Summary of the Software
Electronic structure theory is a hugely important contributor to understanding properties of materials. Among software packages for such modelling, implementing density functional theory in forms suitable for large-scale HPC, the code central to the current proposal, ONETEP, has several unique advantages. It combines systematically-controllable accuracy with a requirement of computational effort that scales only linearly with system size and it has excellent parallel scaling to thousands of cores. Developed over the last decade by a collaboration of academics from Cambridge, Imperial, Southampton and Warwick, it is now widely used in the UK and internationally both by industry and by academics in a variety of research fields. It can be obtained by license via Cambridge Enterprise or as part of the Materials Studio Package distributed by BIOVIA. See the ONETEP webpage for details of licensing.

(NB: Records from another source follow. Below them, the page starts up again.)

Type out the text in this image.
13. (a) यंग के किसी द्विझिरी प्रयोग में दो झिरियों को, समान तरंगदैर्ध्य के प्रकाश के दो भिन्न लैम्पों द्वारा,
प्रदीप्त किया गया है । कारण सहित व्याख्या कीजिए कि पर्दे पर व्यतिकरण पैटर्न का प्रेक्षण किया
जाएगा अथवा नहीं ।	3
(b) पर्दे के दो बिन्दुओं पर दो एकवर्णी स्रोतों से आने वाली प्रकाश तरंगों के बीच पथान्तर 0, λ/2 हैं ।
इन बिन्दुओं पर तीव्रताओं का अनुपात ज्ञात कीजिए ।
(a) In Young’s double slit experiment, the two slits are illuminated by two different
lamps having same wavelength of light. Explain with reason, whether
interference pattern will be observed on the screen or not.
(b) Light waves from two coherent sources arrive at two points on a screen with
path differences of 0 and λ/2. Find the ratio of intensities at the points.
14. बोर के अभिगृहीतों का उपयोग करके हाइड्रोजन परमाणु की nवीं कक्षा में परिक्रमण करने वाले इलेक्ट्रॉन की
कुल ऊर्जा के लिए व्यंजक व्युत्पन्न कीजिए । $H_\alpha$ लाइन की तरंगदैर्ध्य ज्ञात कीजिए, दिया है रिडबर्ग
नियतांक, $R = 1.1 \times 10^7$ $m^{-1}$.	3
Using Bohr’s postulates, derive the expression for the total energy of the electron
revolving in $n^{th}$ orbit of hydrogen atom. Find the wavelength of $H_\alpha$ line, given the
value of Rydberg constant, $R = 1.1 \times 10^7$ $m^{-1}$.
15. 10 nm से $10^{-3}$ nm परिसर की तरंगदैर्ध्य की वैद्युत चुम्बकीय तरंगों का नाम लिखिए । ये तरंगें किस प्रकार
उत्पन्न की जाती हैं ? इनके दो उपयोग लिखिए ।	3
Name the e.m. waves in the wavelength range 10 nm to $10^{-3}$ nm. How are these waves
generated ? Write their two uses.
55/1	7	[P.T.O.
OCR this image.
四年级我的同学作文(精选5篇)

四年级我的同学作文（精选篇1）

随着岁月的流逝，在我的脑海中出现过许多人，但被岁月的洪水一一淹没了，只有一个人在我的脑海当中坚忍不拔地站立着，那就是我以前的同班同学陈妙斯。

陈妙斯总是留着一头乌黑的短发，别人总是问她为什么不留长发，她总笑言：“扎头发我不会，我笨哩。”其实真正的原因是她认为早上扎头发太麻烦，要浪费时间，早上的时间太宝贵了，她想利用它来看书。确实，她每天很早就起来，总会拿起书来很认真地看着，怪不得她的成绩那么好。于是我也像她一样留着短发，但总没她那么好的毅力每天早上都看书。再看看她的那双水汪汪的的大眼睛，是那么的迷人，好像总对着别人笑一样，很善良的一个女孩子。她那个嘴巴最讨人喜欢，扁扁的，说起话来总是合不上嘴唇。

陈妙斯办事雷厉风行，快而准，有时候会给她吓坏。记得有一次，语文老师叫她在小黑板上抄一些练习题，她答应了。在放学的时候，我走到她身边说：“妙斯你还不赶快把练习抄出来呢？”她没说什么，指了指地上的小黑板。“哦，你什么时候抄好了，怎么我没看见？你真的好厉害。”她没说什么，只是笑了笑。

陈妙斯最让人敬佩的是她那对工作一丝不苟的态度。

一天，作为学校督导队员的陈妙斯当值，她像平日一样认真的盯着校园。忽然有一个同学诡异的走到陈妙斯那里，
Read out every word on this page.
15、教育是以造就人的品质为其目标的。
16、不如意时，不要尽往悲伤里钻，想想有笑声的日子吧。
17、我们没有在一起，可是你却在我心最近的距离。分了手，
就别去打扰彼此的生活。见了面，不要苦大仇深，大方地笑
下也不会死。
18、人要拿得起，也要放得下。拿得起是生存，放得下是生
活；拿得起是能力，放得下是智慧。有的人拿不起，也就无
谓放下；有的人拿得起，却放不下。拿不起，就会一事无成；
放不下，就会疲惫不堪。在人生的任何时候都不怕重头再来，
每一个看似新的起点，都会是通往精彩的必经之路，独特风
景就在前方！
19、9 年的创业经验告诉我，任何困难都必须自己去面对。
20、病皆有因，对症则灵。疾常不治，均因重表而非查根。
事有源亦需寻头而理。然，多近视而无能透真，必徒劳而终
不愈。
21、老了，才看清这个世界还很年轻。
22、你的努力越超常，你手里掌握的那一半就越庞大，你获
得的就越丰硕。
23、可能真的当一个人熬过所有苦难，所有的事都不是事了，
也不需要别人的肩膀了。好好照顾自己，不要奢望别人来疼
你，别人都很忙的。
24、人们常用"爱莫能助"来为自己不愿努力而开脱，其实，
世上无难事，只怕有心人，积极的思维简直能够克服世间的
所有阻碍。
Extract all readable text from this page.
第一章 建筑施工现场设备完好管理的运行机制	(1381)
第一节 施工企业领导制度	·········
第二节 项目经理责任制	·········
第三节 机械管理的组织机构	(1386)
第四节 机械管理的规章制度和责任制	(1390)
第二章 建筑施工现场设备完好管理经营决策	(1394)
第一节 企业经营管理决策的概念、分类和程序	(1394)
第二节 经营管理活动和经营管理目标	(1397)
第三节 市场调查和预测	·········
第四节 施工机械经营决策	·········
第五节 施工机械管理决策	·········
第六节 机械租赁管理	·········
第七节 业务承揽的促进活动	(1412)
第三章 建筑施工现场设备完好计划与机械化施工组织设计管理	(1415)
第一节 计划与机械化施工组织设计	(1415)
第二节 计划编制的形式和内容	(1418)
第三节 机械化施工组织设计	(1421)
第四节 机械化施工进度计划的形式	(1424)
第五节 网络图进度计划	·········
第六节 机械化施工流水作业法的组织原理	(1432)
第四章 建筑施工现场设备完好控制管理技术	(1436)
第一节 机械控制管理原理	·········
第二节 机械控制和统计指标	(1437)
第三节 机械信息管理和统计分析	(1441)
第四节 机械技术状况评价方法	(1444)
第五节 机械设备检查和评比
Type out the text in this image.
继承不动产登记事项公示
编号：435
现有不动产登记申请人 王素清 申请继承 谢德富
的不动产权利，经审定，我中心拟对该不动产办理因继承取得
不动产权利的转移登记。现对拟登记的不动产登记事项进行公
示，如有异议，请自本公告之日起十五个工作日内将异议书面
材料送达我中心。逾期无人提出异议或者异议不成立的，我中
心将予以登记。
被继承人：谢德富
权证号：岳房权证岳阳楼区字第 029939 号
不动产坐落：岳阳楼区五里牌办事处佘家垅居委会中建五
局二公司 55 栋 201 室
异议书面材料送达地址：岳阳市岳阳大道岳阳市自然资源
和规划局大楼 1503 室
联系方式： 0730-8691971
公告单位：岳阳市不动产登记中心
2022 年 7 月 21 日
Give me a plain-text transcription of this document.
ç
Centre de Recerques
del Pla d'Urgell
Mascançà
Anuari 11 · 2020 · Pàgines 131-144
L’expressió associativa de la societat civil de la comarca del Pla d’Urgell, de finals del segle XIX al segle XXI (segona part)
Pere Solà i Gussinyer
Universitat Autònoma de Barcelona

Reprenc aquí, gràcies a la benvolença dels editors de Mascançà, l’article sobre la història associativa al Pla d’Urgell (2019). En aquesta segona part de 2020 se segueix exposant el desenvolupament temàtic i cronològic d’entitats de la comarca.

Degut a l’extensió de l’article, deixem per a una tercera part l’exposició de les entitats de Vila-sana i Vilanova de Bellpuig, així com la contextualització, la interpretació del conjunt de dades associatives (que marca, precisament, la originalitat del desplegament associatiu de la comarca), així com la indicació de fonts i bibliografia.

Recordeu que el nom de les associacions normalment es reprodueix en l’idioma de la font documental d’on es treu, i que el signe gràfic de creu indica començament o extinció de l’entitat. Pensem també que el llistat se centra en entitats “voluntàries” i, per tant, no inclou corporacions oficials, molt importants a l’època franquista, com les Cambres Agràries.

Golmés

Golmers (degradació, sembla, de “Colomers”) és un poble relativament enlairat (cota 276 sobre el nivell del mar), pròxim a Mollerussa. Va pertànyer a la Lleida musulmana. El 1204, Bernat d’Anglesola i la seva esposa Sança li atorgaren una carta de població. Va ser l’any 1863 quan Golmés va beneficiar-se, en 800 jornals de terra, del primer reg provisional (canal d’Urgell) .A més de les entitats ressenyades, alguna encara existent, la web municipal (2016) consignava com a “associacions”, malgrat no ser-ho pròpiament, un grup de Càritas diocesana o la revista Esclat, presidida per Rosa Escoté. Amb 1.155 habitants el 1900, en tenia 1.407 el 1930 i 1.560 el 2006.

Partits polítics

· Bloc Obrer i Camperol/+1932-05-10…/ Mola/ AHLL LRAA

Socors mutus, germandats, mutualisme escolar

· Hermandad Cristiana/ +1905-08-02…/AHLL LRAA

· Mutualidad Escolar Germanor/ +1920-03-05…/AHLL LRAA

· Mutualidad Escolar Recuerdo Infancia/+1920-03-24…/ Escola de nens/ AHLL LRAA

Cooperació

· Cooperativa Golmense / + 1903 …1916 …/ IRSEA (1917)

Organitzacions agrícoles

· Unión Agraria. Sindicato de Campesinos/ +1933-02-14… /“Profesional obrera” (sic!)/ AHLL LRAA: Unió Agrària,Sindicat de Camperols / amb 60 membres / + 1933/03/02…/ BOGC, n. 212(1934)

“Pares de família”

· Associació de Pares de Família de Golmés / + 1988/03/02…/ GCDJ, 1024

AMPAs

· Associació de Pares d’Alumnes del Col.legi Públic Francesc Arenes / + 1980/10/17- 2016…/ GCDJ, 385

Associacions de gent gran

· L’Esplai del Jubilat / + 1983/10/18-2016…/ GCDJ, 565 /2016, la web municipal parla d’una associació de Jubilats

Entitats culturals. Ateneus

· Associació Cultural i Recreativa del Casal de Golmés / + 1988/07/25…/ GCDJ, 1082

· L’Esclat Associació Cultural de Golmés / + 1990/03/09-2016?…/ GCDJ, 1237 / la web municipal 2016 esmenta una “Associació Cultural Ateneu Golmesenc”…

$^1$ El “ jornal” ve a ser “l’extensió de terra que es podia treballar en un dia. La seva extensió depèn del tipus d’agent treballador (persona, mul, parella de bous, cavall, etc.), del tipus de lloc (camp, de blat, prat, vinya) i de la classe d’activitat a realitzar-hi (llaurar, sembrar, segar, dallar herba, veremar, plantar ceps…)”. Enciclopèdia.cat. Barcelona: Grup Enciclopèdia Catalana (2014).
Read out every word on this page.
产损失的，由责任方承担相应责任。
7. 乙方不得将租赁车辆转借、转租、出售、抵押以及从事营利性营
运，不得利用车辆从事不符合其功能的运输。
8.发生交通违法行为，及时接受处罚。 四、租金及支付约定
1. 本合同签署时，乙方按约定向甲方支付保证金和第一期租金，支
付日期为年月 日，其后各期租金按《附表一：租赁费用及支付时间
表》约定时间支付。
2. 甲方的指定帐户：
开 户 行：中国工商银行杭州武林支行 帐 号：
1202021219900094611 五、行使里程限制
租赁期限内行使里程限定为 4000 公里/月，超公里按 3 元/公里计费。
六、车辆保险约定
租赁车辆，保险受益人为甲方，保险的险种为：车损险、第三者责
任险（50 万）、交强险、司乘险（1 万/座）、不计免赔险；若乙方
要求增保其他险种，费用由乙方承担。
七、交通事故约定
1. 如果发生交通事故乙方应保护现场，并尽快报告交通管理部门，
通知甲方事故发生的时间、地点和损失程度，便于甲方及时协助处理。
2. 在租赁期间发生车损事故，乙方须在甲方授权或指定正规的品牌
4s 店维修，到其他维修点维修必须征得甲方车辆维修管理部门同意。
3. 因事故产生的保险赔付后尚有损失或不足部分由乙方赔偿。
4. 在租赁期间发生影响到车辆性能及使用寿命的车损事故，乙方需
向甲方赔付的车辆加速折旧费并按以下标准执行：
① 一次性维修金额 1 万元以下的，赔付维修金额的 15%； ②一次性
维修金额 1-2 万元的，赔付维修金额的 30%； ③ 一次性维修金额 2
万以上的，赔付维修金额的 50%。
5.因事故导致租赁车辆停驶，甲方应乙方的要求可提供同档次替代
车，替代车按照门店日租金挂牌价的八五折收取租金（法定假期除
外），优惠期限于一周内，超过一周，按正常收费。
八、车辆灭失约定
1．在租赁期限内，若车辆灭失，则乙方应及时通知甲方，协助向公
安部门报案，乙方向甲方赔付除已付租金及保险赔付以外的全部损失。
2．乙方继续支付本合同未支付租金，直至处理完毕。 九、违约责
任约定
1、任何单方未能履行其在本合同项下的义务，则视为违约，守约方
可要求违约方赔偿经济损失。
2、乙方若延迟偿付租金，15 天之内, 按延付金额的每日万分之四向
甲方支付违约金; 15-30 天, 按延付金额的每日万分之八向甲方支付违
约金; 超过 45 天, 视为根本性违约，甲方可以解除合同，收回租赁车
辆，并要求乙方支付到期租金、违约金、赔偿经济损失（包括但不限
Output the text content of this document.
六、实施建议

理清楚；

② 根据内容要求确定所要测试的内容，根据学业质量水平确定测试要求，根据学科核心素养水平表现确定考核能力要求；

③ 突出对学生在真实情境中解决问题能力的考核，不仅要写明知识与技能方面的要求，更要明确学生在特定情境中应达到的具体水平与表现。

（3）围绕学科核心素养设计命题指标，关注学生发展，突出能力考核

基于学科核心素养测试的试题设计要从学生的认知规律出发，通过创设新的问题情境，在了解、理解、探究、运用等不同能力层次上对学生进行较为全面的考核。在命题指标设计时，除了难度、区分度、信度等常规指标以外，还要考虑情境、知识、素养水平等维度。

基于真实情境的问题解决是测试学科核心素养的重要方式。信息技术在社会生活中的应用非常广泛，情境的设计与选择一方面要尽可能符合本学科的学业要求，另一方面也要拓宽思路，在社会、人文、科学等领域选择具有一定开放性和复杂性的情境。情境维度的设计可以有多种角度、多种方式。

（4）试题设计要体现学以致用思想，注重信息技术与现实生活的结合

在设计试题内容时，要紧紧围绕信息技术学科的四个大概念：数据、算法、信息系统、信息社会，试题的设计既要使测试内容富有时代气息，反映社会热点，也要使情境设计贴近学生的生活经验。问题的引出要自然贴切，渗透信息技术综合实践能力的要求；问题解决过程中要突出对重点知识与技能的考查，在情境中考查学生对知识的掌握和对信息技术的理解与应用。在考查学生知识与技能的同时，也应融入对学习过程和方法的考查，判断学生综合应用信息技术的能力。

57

For licensed users, the software is available as a module on ARCHER, and examples of job submission scripts and compilation details can be found at: https://www.archer.ac.uk/documentation/software/onetep/. The code is already heavily used on ARCHER: research into the general area of materials science has accounted for 52% of usage of ARCHER in the most recent accounting period, and ONETEP is the fourth heaviest user by CPU hours among codes for density functional theory (note that the first three are codes aimed at bulk materials, while ONETEP is aimed at nanostructures and biomolecules). It has been the tenth most heavily-used code overall among all application areas in 2014-2015, and has accounted for an continuously growing share of total resource usage during the various phases of HECToR and ARCHER dating back to 2009. Users run the code for applications ranging from inorganic nanomaterials such as catalyst nanotubes and amorphous nanoparticles to biological systems such DNA and proteins.